Sabda pamungkas Ucapan Bahagia ini relevan bagi para pendengar di zaman Yesus. Mereka adalah kaum teraniaya di dalam era penjajahan Roma. Yesus membawa penghiburan besar bagi mereka! Sabda ini pun relevan pagi penerima Injil Matius. Bait Suci yang pembangunannya membutuhkan waktu 46 tahun luluh lantak pada tahun 70 M. akibat serangan besar-besaran tentara Roma, mengalahkan pemberontakan Simon bar Giora sejak tahun 66 M. Sabda yang sama relevan untuk para pendahulu Anabaptis yang tinggal dalam suasana terimpit dan terjepit, dibenci dan dicaci, diburu dan dibunuh, dituduh makar dan dikejar-kejar selama dua ratus tahun, baik oleh gereja Katolik Roma dan Gereja Reformasi.
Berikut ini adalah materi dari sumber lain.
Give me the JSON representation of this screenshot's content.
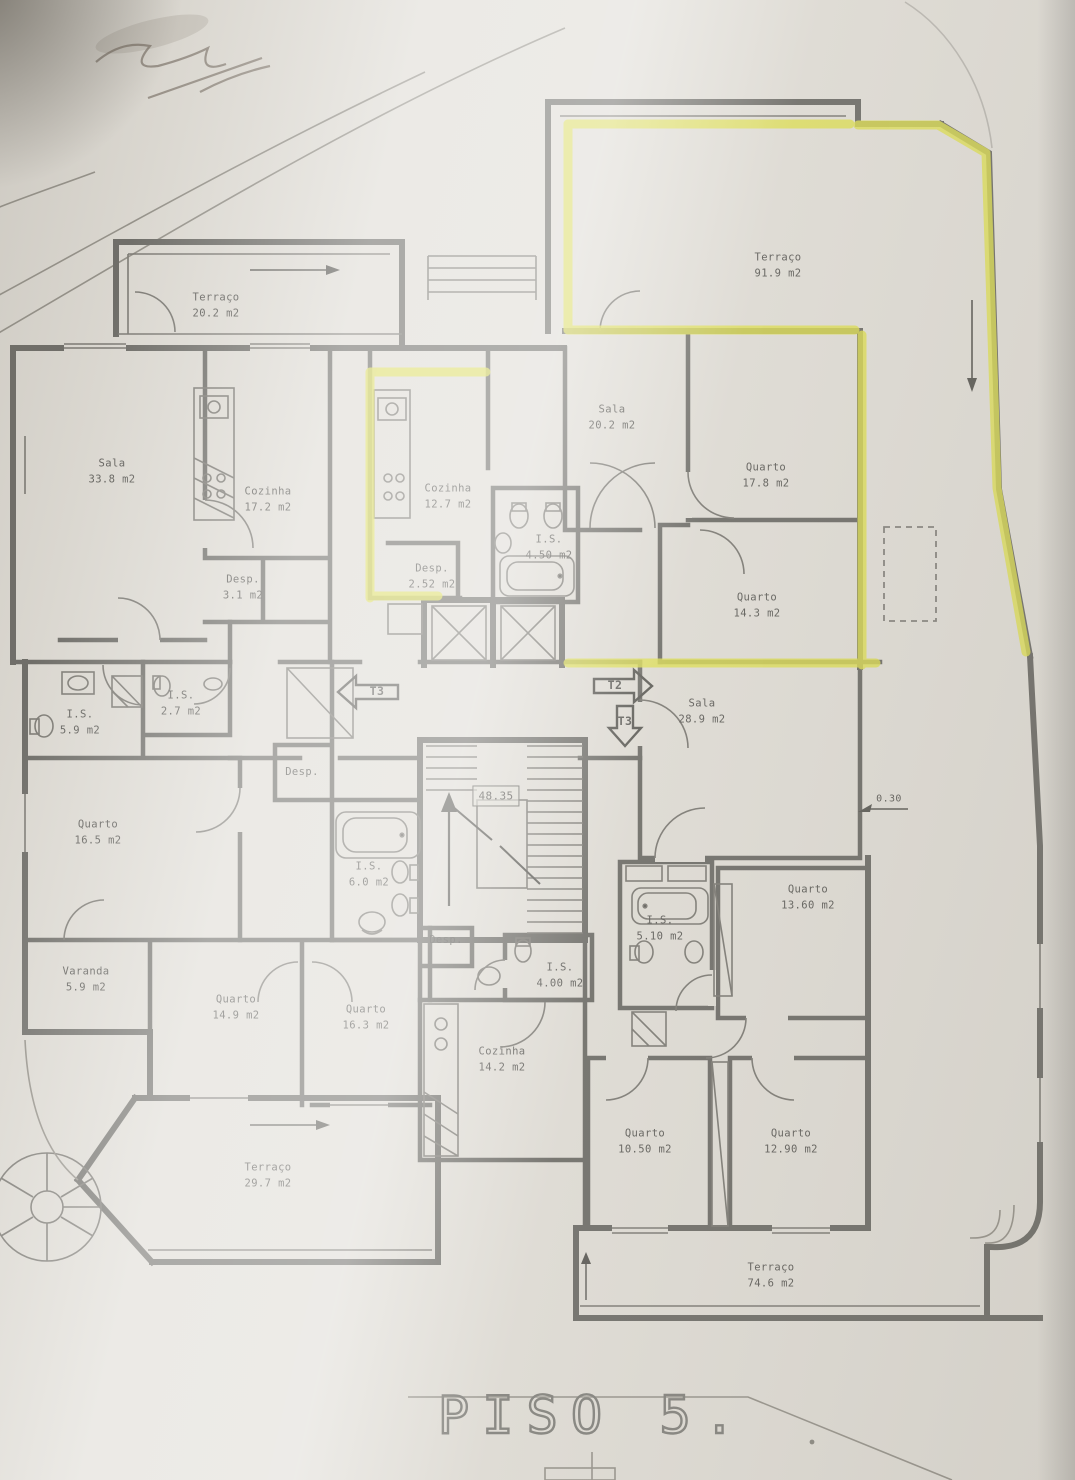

Semua itu . . . dulu.
Sekarang? Apakah kita teraniaya? Apakah kita menderita? Pernahkah Saudara dibantai oleh sebab kebenaran? Kendati menara kembar WTC di kota New York tumbang, dan banyak orang Amerika bertanya, “Mengapa mereka membenci kami?” dan masalah terakhir, bom bunuh diri meledak di GBIS Surakarta, apakah itu berarti kita sudah menggenapi keadaan yang diceritakan Yesus? Sekarang . . . ya, baik-baik saja. Lalu apa relevansi undangan Yesus ini bagi kita?
Pertama, perhatikan bahwa ada frase yang sama di akhir dan awal Ucapan Bahagia ini: “merekalah yang empunya Kerajaan Surga” (bdk. Ayat 3). Pokok Ucapan Bahagia adalah bagaimana kita memiliki kerajaan surga. Ternyata, berbeda dengan tawaran dunia: yang miskin, yang berduka, yang lemah-lembut, yang lapar dan dahaga, yang murah hati, yang suci hati, yang membawa damai, yang dianiaya! Singkatnya, mendapatkan kerajaan surga bukan dengan cara dunia! Dunia mengagung-agungkan kekayaan, gegap gempita, kekuatan, pesta-pora, kepentingan diri, penghalalan segala cara, peperangan, tangan besi. Yesus sedang mengajarkan kepada para murid bagaimana berpola hidup sebagai warga Kerajaan Allah.
Kedua, Yesus berbicara mengenai “kebenaran” atau “jalan kebenaran.” Kata “Jalan” adalah cara orang Yahudi menyatakan tindakan etis dalam memelihara kehendak Allah. Langkah praktis apa saja yang seseorang bisa kerjakan untuk tetap membuat Allah bersukacita? Tetapi, apa yang menyukacitakan hati Allah sangatlah berbeda dengan dunia. Menapak di jalan kebenaran membuahkan konsekuensi. Hidup menjadi tidak mudah. Murid-murid akan teraniaya karena mengikuti jalan kebenaran. Ya, bagaimana tidak jika mereka dianggap sebagai makhluk aneh?
Ketiga, kata kerja “dianiaya” ini ditulis dalam bentuk perfect. Baik pendengar Yesus maupun penerima Injil Matius telah akrab dengan penganiayaan. Tetapi ini pun berarti, mereka tetap berada di jalan kebenaran. Sebab melakukan kebenaranlah mereka dianiaya. Seberapa berat pun aniaya, murid Kristus harus tetap melakukan kebenaran. Dibutuhkan ketekunan dan ketahanan. Tekun untuk tetap berjalan seturut kehendak Allah. Tahan untuk menghadapi masa depan yang berat dan tidak menentu.
Relevansi bagi pendengar modern dan kita yang tidak sedang berada di bawah penindasan yang langsung adalah: seberapa tekun dan tahan kita hidup di jalan Tuhan? Aniaya tidak selalu datang dari orang lain. Tetapi diri sendiri yang acapkali mencobai kita. Tidak selalu Iblis dengan para pengikutnya yang hendak menjatuhkan kita, tetapi keinginan diri kitalah yang mau mengalahkan kita. Seberapa kita tahan menghadapinya? Jika kita mampu bertahan, Tuhan Yesus katakan bahwa kita adalah orang-orang yang berbahagia! Amin.